What do you know about Chinese culture? I am not talking some guy with decent but flawed English at a donut store. I am talking surrounded by Chinese people who speak next to no English. Is that your experience? Or are you making things up that are commonly believed by people with little contact on a daily basis in a work environment looking from the outside in? Just assuming things?
It is called stereo typing.
I knew the father who dropped out of school in the third grade. He hated school. I knew the wife who had a 10th grade education. I knew the daughter who was helped and went to a decent college. Her parents did not help her at all. They had no English and really did not want to pay for her college. She cut a desperate deal with them. I helped her find the aide she needed financially to go to college. Her family other wise never would have let her go at all. I knew the younger son who wished he never would have had to open a book. He had learning disorders. He was ultra lazy. I knew the crude nature of what the parents said to their kids daily. How the kids hated the business and wanted out of the family. The Chinese restaurants are full of such stories. The workers had much less hope most of the time.
These were not the grounds for getting to college. But in the daughter’s case the teachers worked with her. I remember her problems with some mathematics in high school because she had not maturated enough to do the work. I remember her mother’s cruelty as she said NEVER will she go to college.

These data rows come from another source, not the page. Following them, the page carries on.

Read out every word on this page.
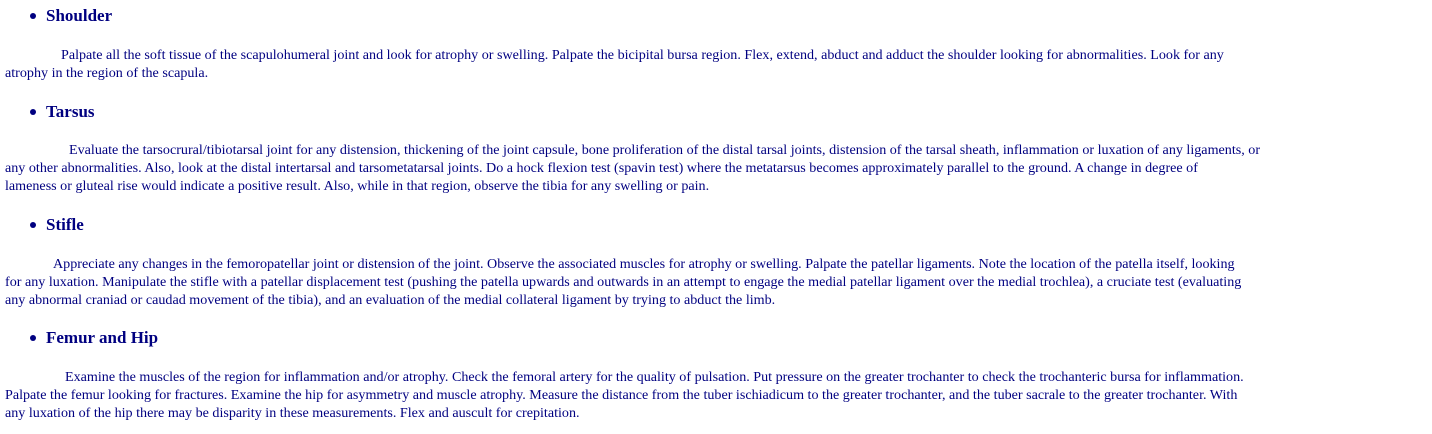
Shoulder

Palpate all the soft tissue of the scapulohumeral joint and look for atrophy or swelling. Palpate the bicipital bursa region. Flex, extend, abduct and adduct the shoulder looking for abnormalities. Look for any
atrophy in the region of the scapula.

Tarsus

Evaluate the tarsocrural/tibiotarsal joint for any distension, thickening of the joint capsule, bone proliferation of the distal tarsal joints, distension of the tarsal sheath, inflammation or luxation of any ligaments, or
any other abnormalities. Also, look at the distal intertarsal and tarsometatarsal joints. Do a hock flexion test (spavin test) where the metatarsus becomes approximately parallel to the ground. A change in degree of
lameness or gluteal rise would indicate a positive result. Also, while in that region, observe the tibia for any swelling or pain.

Stifle

Appreciate any changes in the femoropatellar joint or distension of the joint. Observe the associated muscles for atrophy or swelling. Palpate the patellar ligaments. Note the location of the patella itself, looking
for any luxation. Manipulate the stifle with a patellar displacement test (pushing the patella upwards and outwards in an attempt to engage the medial patellar ligament over the medial trochlea), a cruciate test (evaluating
any abnormal craniad or caudad movement of the tibia), and an evaluation of the medial collateral ligament by trying to abduct the limb.

Femur and Hip

Examine the muscles of the region for inflammation and/or atrophy. Check the femoral artery for the quality of pulsation. Put pressure on the greater trochanter to check the trochanteric bursa for inflammation.
Palpate the femur looking for fractures. Examine the hip for asymmetry and muscle atrophy. Measure the distance from the tuber ischiadicum to the greater trochanter, and the tuber sacrale to the greater trochanter. With
any luxation of the hip there may be disparity in these measurements. Flex and auscult for crepitation.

That was the second Chinese family I worked with in those days. The first had twin sons who dropped out of high school to cook in the business. The business folded. I never saw them again but I know the family moved back to NYC.
This Chinese work hard is true. The shift academically is true. Just it is not all Chinese that work any harder than anyone else. It is not many that make the shift to academics. It is when the teachers believe something that is barely true that there is support for these kids.
Very few people really end up in Ivy League schools because the number of slots is limited. When Asian Americans are over represented it is not really because Asians this that or the other. It is often that assumption by teachers that makes the difference.
The Chinese daughter in the second restaurant who went to college only did so because school was an escape from her parents and the restaurant. School was a vacation compared to her restaurant life.
Her mother was credited as being an Asian tiger mother. That was nonsense. Her mother really thought the daughter should not have gone to college. She never stopped pounding that home on her daughter.
I knew less about the workers in those restaurants but very few made it a week. Most did not want a job. Calling NYC China town was scraping the bottom of the bucket for an unemployed worker to come cook. A small percentage actually stayed in CT and worked.
I did these two delivery jobs nights after I graduated college. A combined seven years of work. The story of an artist. Just dont tell me how Asian families promote education, tiger mothers and do so much better than anyone else. These families came from Fujian China where the majority of east coast Chinese restaurants get their labor. Fujian is across from Taiwan.